As it announced earlier this week, Valve shipped its 300 Steam Machine prototypes to its randomly selected beta testers late today. That announcement was accompanied by the first public release of SteamOS, the currently-in-beta Linux-based operating system that will power Valve's new gaming-PCs-turned-consoles.
Valve's announcement post has given us a better idea of exactly what SteamOS includes: it's based on Debian 7 ("Wheezy"), which Valve has "optimize[d]... for a living room experience." It comes with the Gnome desktop environment pre-installed, and users are free to download and install other software to the OS as they see fit—while SteamOS is clearly being built with gaming in mind, there's nothing to stop you from loading it up with productivity software and browsers and using it as a work PC, either.
If you'd like to build your own Steam Machine using the Steam OS beta, Valve has put up some basic system requirements and instructions here. The installation process should be no problem for anyone who has a passing familiarity with Linux, though the instructions as they stand require you to destroy all existing partitions and operating systems already on the disk you use. The system requirements are more specific, owing to the early nature of the software, and they hew very closely to the configurations Valve specified for the 300 official beta machines: you'll need a UEFI-enabled 64-bit Intel or AMD-powered PC, 4GB or more of RAM, a 500GB or larger HDD, and an Nvidia GPU. Valve says that AMD and Intel GPU support will be "coming soon," but for now installing SteamOS on your NUC will have to wait. OEMs who would like to build and distribute their own Steam Machines are being encouraged to get in touch with Valve to talk about licensing the proprietary Steam client.
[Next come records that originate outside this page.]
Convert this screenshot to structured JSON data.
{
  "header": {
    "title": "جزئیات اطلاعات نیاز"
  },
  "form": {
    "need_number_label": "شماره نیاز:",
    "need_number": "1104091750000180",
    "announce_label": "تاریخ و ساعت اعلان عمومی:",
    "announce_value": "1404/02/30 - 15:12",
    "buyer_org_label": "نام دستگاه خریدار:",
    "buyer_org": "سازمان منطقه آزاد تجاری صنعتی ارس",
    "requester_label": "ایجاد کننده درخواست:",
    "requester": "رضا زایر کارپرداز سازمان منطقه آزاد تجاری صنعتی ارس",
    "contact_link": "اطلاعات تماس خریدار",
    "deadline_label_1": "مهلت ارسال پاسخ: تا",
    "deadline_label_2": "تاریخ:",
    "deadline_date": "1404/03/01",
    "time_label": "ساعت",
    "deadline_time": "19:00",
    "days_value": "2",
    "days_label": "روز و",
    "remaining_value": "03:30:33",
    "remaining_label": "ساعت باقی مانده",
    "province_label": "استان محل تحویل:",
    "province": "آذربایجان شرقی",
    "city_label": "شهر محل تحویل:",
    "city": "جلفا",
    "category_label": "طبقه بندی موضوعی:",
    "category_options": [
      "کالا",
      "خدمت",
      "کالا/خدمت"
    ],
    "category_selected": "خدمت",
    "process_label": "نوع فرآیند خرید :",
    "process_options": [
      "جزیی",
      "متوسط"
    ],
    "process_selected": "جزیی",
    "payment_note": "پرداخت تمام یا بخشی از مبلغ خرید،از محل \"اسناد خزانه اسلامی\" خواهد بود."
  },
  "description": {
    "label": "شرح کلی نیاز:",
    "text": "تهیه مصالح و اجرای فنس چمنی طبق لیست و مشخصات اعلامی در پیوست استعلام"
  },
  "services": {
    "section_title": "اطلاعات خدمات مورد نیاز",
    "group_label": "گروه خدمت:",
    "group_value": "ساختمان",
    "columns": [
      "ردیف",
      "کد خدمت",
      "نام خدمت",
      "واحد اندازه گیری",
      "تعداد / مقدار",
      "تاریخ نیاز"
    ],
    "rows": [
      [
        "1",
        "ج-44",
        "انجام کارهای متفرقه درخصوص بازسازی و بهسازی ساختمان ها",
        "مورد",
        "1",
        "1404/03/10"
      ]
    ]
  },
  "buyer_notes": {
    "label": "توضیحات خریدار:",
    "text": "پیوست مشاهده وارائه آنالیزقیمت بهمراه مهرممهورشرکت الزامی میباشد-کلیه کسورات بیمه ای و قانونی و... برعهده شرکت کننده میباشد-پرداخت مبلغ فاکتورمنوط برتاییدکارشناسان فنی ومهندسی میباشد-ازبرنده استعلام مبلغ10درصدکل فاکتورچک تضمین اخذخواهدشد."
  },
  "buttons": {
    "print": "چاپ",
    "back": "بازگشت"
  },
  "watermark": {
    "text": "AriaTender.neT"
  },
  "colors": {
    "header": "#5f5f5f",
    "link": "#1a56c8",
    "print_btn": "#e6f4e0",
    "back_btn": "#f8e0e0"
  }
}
Earlier this week, Ars Senior Reviews Editor Lee Hutchinson and I specced out, ordered, and built our own prototype Steam Machine using Valve's prototype spec list as a guideline. Lee is installing SteamOS on the hardware even as you read this, and his initial impressions about installing and using SteamOS will be posted in the coming days. We'll continue to track SteamOS' development and the various Steam Machine-related announcements as events progress.